We're back in McAdoo Heights today to show you a little piece of history. The above home, located at 1918 Golden Gate Drive is significant because, it is said to be the last remaining shotgun house in all of Greensboro that is still used as a house (reference). This red shingled shotgun, with the white addition in the front, perched above a cement retaining wall, is easily unnoticed as one drives down Golden Gate Drive.

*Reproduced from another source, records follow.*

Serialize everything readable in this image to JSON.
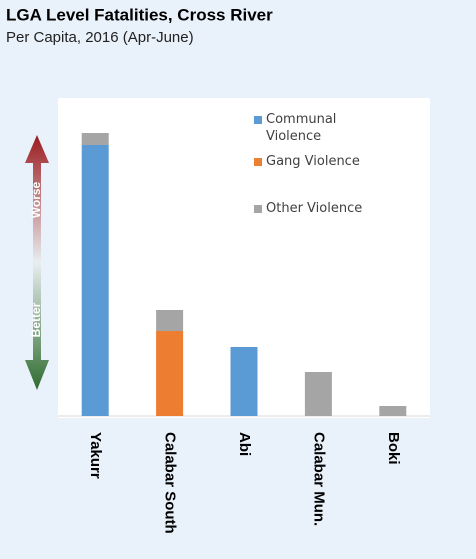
{
  "chart_data": {
    "type": "bar",
    "stacked": true,
    "title": "LGA Level Fatalities, Cross River",
    "subtitle": "Per Capita, 2016 (Apr-June)",
    "annotations": [
      "Worse",
      "Better"
    ],
    "categories": [
      "Yakurr",
      "Calabar South",
      "Abi",
      "Calabar Mun.",
      "Boki"
    ],
    "series": [
      {
        "name": "Communal Violence",
        "color": "#5b9bd5",
        "values": [
          271,
          null,
          69,
          null,
          null
        ]
      },
      {
        "name": "Gang Violence",
        "color": "#ed7d31",
        "values": [
          null,
          85,
          null,
          null,
          null
        ]
      },
      {
        "name": "Other Violence",
        "color": "#a5a5a5",
        "values": [
          12,
          21,
          null,
          44,
          10
        ]
      }
    ],
    "ylim": [
      0,
      300
    ]
  }
}
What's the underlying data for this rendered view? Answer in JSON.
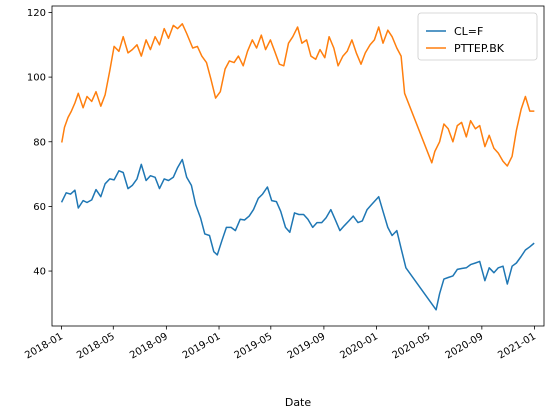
{
  "chart_data": {
    "type": "line",
    "title": "",
    "xlabel": "Date",
    "ylabel": "",
    "xlim": [
      "2017-12-10",
      "2021-01-23"
    ],
    "ylim": [
      23,
      122
    ],
    "grid": false,
    "legend_placement": "top-right",
    "x_ticks": [
      "2018-01",
      "2018-05",
      "2018-09",
      "2019-01",
      "2019-05",
      "2019-09",
      "2020-01",
      "2020-05",
      "2020-09",
      "2021-01"
    ],
    "y_ticks": [
      40,
      60,
      80,
      100,
      120
    ],
    "series": [
      {
        "name": "CL=F",
        "color": "#1f77b4",
        "points": [
          [
            "2018-01-02",
            61.5
          ],
          [
            "2018-01-12",
            64.2
          ],
          [
            "2018-01-22",
            63.8
          ],
          [
            "2018-02-01",
            65.0
          ],
          [
            "2018-02-09",
            59.5
          ],
          [
            "2018-02-20",
            61.8
          ],
          [
            "2018-03-01",
            61.2
          ],
          [
            "2018-03-12",
            62.0
          ],
          [
            "2018-03-22",
            65.2
          ],
          [
            "2018-04-02",
            63.0
          ],
          [
            "2018-04-12",
            67.0
          ],
          [
            "2018-04-23",
            68.5
          ],
          [
            "2018-05-03",
            68.2
          ],
          [
            "2018-05-14",
            71.0
          ],
          [
            "2018-05-24",
            70.5
          ],
          [
            "2018-06-04",
            65.5
          ],
          [
            "2018-06-14",
            66.5
          ],
          [
            "2018-06-25",
            68.5
          ],
          [
            "2018-07-05",
            73.0
          ],
          [
            "2018-07-16",
            68.0
          ],
          [
            "2018-07-26",
            69.5
          ],
          [
            "2018-08-06",
            69.0
          ],
          [
            "2018-08-16",
            65.5
          ],
          [
            "2018-08-27",
            68.5
          ],
          [
            "2018-09-06",
            68.0
          ],
          [
            "2018-09-17",
            69.0
          ],
          [
            "2018-09-27",
            72.0
          ],
          [
            "2018-10-08",
            74.5
          ],
          [
            "2018-10-18",
            69.0
          ],
          [
            "2018-10-29",
            66.5
          ],
          [
            "2018-11-08",
            60.5
          ],
          [
            "2018-11-19",
            56.5
          ],
          [
            "2018-11-29",
            51.5
          ],
          [
            "2018-12-10",
            51.0
          ],
          [
            "2018-12-20",
            46.0
          ],
          [
            "2018-12-28",
            45.0
          ],
          [
            "2019-01-08",
            49.5
          ],
          [
            "2019-01-18",
            53.5
          ],
          [
            "2019-01-29",
            53.5
          ],
          [
            "2019-02-08",
            52.5
          ],
          [
            "2019-02-19",
            56.0
          ],
          [
            "2019-03-01",
            55.8
          ],
          [
            "2019-03-12",
            57.0
          ],
          [
            "2019-03-22",
            59.0
          ],
          [
            "2019-04-02",
            62.5
          ],
          [
            "2019-04-12",
            63.8
          ],
          [
            "2019-04-23",
            66.0
          ],
          [
            "2019-05-03",
            61.8
          ],
          [
            "2019-05-14",
            61.5
          ],
          [
            "2019-05-24",
            58.5
          ],
          [
            "2019-06-04",
            53.5
          ],
          [
            "2019-06-14",
            52.0
          ],
          [
            "2019-06-25",
            58.0
          ],
          [
            "2019-07-05",
            57.5
          ],
          [
            "2019-07-16",
            57.5
          ],
          [
            "2019-07-26",
            56.0
          ],
          [
            "2019-08-06",
            53.5
          ],
          [
            "2019-08-16",
            55.0
          ],
          [
            "2019-08-27",
            55.0
          ],
          [
            "2019-09-06",
            56.5
          ],
          [
            "2019-09-17",
            59.0
          ],
          [
            "2019-09-27",
            56.0
          ],
          [
            "2019-10-08",
            52.5
          ],
          [
            "2019-10-18",
            54.0
          ],
          [
            "2019-10-29",
            55.5
          ],
          [
            "2019-11-08",
            57.0
          ],
          [
            "2019-11-19",
            55.0
          ],
          [
            "2019-11-29",
            55.5
          ],
          [
            "2019-12-10",
            59.0
          ],
          [
            "2019-12-20",
            60.5
          ],
          [
            "2020-01-06",
            63.0
          ],
          [
            "2020-01-16",
            58.5
          ],
          [
            "2020-01-27",
            53.5
          ],
          [
            "2020-02-06",
            51.0
          ],
          [
            "2020-02-17",
            52.5
          ],
          [
            "2020-02-27",
            47.0
          ],
          [
            "2020-03-09",
            41.0
          ],
          [
            "2020-05-18",
            28.0
          ],
          [
            "2020-05-26",
            33.0
          ],
          [
            "2020-06-05",
            37.5
          ],
          [
            "2020-06-15",
            38.0
          ],
          [
            "2020-06-26",
            38.5
          ],
          [
            "2020-07-06",
            40.5
          ],
          [
            "2020-07-16",
            40.8
          ],
          [
            "2020-07-27",
            41.0
          ],
          [
            "2020-08-06",
            42.0
          ],
          [
            "2020-08-17",
            42.5
          ],
          [
            "2020-08-27",
            43.0
          ],
          [
            "2020-09-08",
            37.0
          ],
          [
            "2020-09-18",
            41.0
          ],
          [
            "2020-09-29",
            39.5
          ],
          [
            "2020-10-09",
            41.0
          ],
          [
            "2020-10-20",
            41.5
          ],
          [
            "2020-10-30",
            36.0
          ],
          [
            "2020-11-10",
            41.5
          ],
          [
            "2020-11-20",
            42.5
          ],
          [
            "2020-12-01",
            44.5
          ],
          [
            "2020-12-11",
            46.5
          ],
          [
            "2020-12-21",
            47.5
          ],
          [
            "2020-12-30",
            48.5
          ]
        ]
      },
      {
        "name": "PTTEP.BK",
        "color": "#ff7f0e",
        "points": [
          [
            "2018-01-02",
            80.0
          ],
          [
            "2018-01-08",
            84.5
          ],
          [
            "2018-01-16",
            87.5
          ],
          [
            "2018-01-24",
            89.5
          ],
          [
            "2018-02-01",
            92.0
          ],
          [
            "2018-02-09",
            95.0
          ],
          [
            "2018-02-20",
            90.5
          ],
          [
            "2018-03-01",
            94.0
          ],
          [
            "2018-03-12",
            92.5
          ],
          [
            "2018-03-22",
            95.5
          ],
          [
            "2018-04-02",
            91.0
          ],
          [
            "2018-04-12",
            94.5
          ],
          [
            "2018-04-23",
            102.0
          ],
          [
            "2018-05-03",
            109.5
          ],
          [
            "2018-05-14",
            108.0
          ],
          [
            "2018-05-24",
            112.5
          ],
          [
            "2018-06-04",
            107.5
          ],
          [
            "2018-06-14",
            108.5
          ],
          [
            "2018-06-25",
            110.0
          ],
          [
            "2018-07-05",
            106.5
          ],
          [
            "2018-07-16",
            111.5
          ],
          [
            "2018-07-26",
            108.5
          ],
          [
            "2018-08-06",
            112.5
          ],
          [
            "2018-08-16",
            110.0
          ],
          [
            "2018-08-27",
            115.0
          ],
          [
            "2018-09-06",
            112.0
          ],
          [
            "2018-09-17",
            116.0
          ],
          [
            "2018-09-27",
            115.0
          ],
          [
            "2018-10-08",
            116.5
          ],
          [
            "2018-10-18",
            113.5
          ],
          [
            "2018-11-01",
            109.0
          ],
          [
            "2018-11-12",
            109.5
          ],
          [
            "2018-11-22",
            106.5
          ],
          [
            "2018-12-03",
            104.5
          ],
          [
            "2018-12-13",
            99.5
          ],
          [
            "2018-12-24",
            93.5
          ],
          [
            "2019-01-04",
            95.5
          ],
          [
            "2019-01-15",
            102.5
          ],
          [
            "2019-01-25",
            105.0
          ],
          [
            "2019-02-05",
            104.5
          ],
          [
            "2019-02-15",
            106.5
          ],
          [
            "2019-02-26",
            103.5
          ],
          [
            "2019-03-08",
            108.0
          ],
          [
            "2019-03-19",
            111.5
          ],
          [
            "2019-03-29",
            109.0
          ],
          [
            "2019-04-09",
            113.0
          ],
          [
            "2019-04-19",
            108.5
          ],
          [
            "2019-04-30",
            111.5
          ],
          [
            "2019-05-10",
            108.0
          ],
          [
            "2019-05-21",
            104.0
          ],
          [
            "2019-05-31",
            103.5
          ],
          [
            "2019-06-11",
            110.5
          ],
          [
            "2019-06-21",
            112.5
          ],
          [
            "2019-07-02",
            115.5
          ],
          [
            "2019-07-12",
            110.5
          ],
          [
            "2019-07-23",
            111.5
          ],
          [
            "2019-08-02",
            106.5
          ],
          [
            "2019-08-13",
            105.5
          ],
          [
            "2019-08-23",
            108.5
          ],
          [
            "2019-09-03",
            106.0
          ],
          [
            "2019-09-13",
            112.5
          ],
          [
            "2019-09-24",
            109.0
          ],
          [
            "2019-10-04",
            103.5
          ],
          [
            "2019-10-15",
            106.5
          ],
          [
            "2019-10-25",
            108.0
          ],
          [
            "2019-11-05",
            111.5
          ],
          [
            "2019-11-15",
            107.5
          ],
          [
            "2019-11-26",
            104.0
          ],
          [
            "2019-12-06",
            107.5
          ],
          [
            "2019-12-17",
            110.0
          ],
          [
            "2019-12-27",
            111.5
          ],
          [
            "2020-01-06",
            115.5
          ],
          [
            "2020-01-16",
            110.5
          ],
          [
            "2020-01-27",
            114.5
          ],
          [
            "2020-02-06",
            112.5
          ],
          [
            "2020-02-17",
            109.0
          ],
          [
            "2020-02-27",
            106.5
          ],
          [
            "2020-03-06",
            95.0
          ],
          [
            "2020-05-08",
            73.5
          ],
          [
            "2020-05-15",
            77.0
          ],
          [
            "2020-05-26",
            80.0
          ],
          [
            "2020-06-05",
            85.5
          ],
          [
            "2020-06-15",
            84.0
          ],
          [
            "2020-06-26",
            80.0
          ],
          [
            "2020-07-06",
            85.0
          ],
          [
            "2020-07-16",
            86.0
          ],
          [
            "2020-07-27",
            81.5
          ],
          [
            "2020-08-06",
            86.5
          ],
          [
            "2020-08-17",
            84.0
          ],
          [
            "2020-08-27",
            85.0
          ],
          [
            "2020-09-08",
            78.5
          ],
          [
            "2020-09-18",
            82.0
          ],
          [
            "2020-09-29",
            78.0
          ],
          [
            "2020-10-09",
            76.5
          ],
          [
            "2020-10-20",
            74.0
          ],
          [
            "2020-10-30",
            72.5
          ],
          [
            "2020-11-10",
            75.5
          ],
          [
            "2020-11-20",
            83.5
          ],
          [
            "2020-12-01",
            90.0
          ],
          [
            "2020-12-11",
            94.0
          ],
          [
            "2020-12-21",
            89.5
          ],
          [
            "2020-12-30",
            89.5
          ]
        ]
      }
    ]
  }
}
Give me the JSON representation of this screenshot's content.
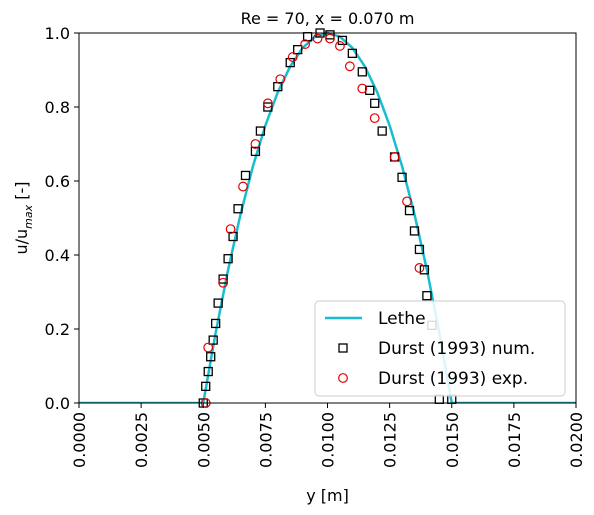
{
  "chart_data": {
    "type": "line",
    "title": "Re = 70, x = 0.070 m",
    "xlabel": "y [m]",
    "ylabel": "u/u_max [-]",
    "xlim": [
      0.0,
      0.02
    ],
    "ylim": [
      0.0,
      1.0
    ],
    "xticks": [
      "0.0000",
      "0.0025",
      "0.0050",
      "0.0075",
      "0.0100",
      "0.0125",
      "0.0150",
      "0.0175",
      "0.0200"
    ],
    "yticks": [
      "0.0",
      "0.2",
      "0.4",
      "0.6",
      "0.8",
      "1.0"
    ],
    "grid": false,
    "legend": {
      "placement": "bottom-right"
    },
    "series": [
      {
        "name": "Lethe",
        "type": "line",
        "color": "#17becf",
        "x": [
          0.0,
          0.0049,
          0.005,
          0.0055,
          0.006,
          0.0065,
          0.007,
          0.0075,
          0.008,
          0.0085,
          0.009,
          0.0095,
          0.01,
          0.0105,
          0.011,
          0.0115,
          0.012,
          0.0125,
          0.013,
          0.0135,
          0.014,
          0.0145,
          0.015,
          0.0151,
          0.02
        ],
        "y": [
          0.0,
          0.0,
          0.0,
          0.19,
          0.36,
          0.51,
          0.64,
          0.75,
          0.84,
          0.91,
          0.96,
          0.99,
          1.0,
          0.99,
          0.96,
          0.91,
          0.84,
          0.75,
          0.64,
          0.51,
          0.36,
          0.19,
          0.0,
          0.0,
          0.0
        ]
      },
      {
        "name": "Durst (1993) num.",
        "type": "scatter",
        "marker": "square",
        "color": "#000000",
        "x": [
          0.005,
          0.0051,
          0.0052,
          0.0053,
          0.0054,
          0.0055,
          0.0056,
          0.0058,
          0.006,
          0.0062,
          0.0064,
          0.0067,
          0.0071,
          0.0073,
          0.0076,
          0.008,
          0.0085,
          0.0088,
          0.0092,
          0.0097,
          0.0101,
          0.0106,
          0.011,
          0.0114,
          0.0117,
          0.0119,
          0.0122,
          0.0127,
          0.013,
          0.0133,
          0.0135,
          0.0137,
          0.0139,
          0.014,
          0.0142,
          0.0145,
          0.015
        ],
        "y": [
          0.0,
          0.045,
          0.085,
          0.125,
          0.17,
          0.215,
          0.27,
          0.335,
          0.39,
          0.45,
          0.525,
          0.615,
          0.68,
          0.735,
          0.8,
          0.855,
          0.92,
          0.955,
          0.99,
          1.0,
          0.995,
          0.98,
          0.945,
          0.895,
          0.845,
          0.81,
          0.735,
          0.665,
          0.61,
          0.52,
          0.465,
          0.415,
          0.36,
          0.29,
          0.21,
          0.01,
          0.01
        ]
      },
      {
        "name": "Durst (1993) exp.",
        "type": "scatter",
        "marker": "circle",
        "color": "#e00000",
        "x": [
          0.0051,
          0.0052,
          0.0058,
          0.0061,
          0.0066,
          0.0071,
          0.0076,
          0.0081,
          0.0086,
          0.0091,
          0.0096,
          0.0101,
          0.0105,
          0.0109,
          0.0114,
          0.0119,
          0.0127,
          0.0132,
          0.0137
        ],
        "y": [
          0.0,
          0.15,
          0.325,
          0.47,
          0.585,
          0.7,
          0.81,
          0.875,
          0.935,
          0.97,
          0.985,
          0.985,
          0.965,
          0.91,
          0.85,
          0.77,
          0.665,
          0.545,
          0.365
        ]
      }
    ]
  }
}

Shotgun houses were the most popular type of house in the southern states of the USA from the time of the Civil War until the 1920's. Shotgun houses are houses that are usually 12' or less wide and the rooms are built one behind the other without and hallway. Typically, you go from the front porch to the living room to a bedroom (or two) to a back room/kitchen to the back porch.* They were called shotgun houses because if you fired a gun through the front door, the bullet would go all the way out the back door without hitting anything. This once prevalent model of housing fell out of favor in the 1940's, and, after WWII, was considered substandard. In Greensboro, many houses of this style were torn down during the redevelopment of east Greensboro in the 1960's (reference).
With that addition in front, it looks like the above home has changed its orientation from front to back to side to side. Shotgun houses are efficient because no space is wasted on hallways; however, they are pretty inconvenient when someone has to walk through your bedroom in the middle of the night to get to the bathroom. Being the last of something, we think the neighborhood (or the city..... or HGTV..) should treat this 644 square foot, two-bedroom, 1935 home to a restoration-makeover..... landscape and all. It is part of our mill town's history.
*reference.... Perhaps the most famous person to have been born in one was Elvis Presley.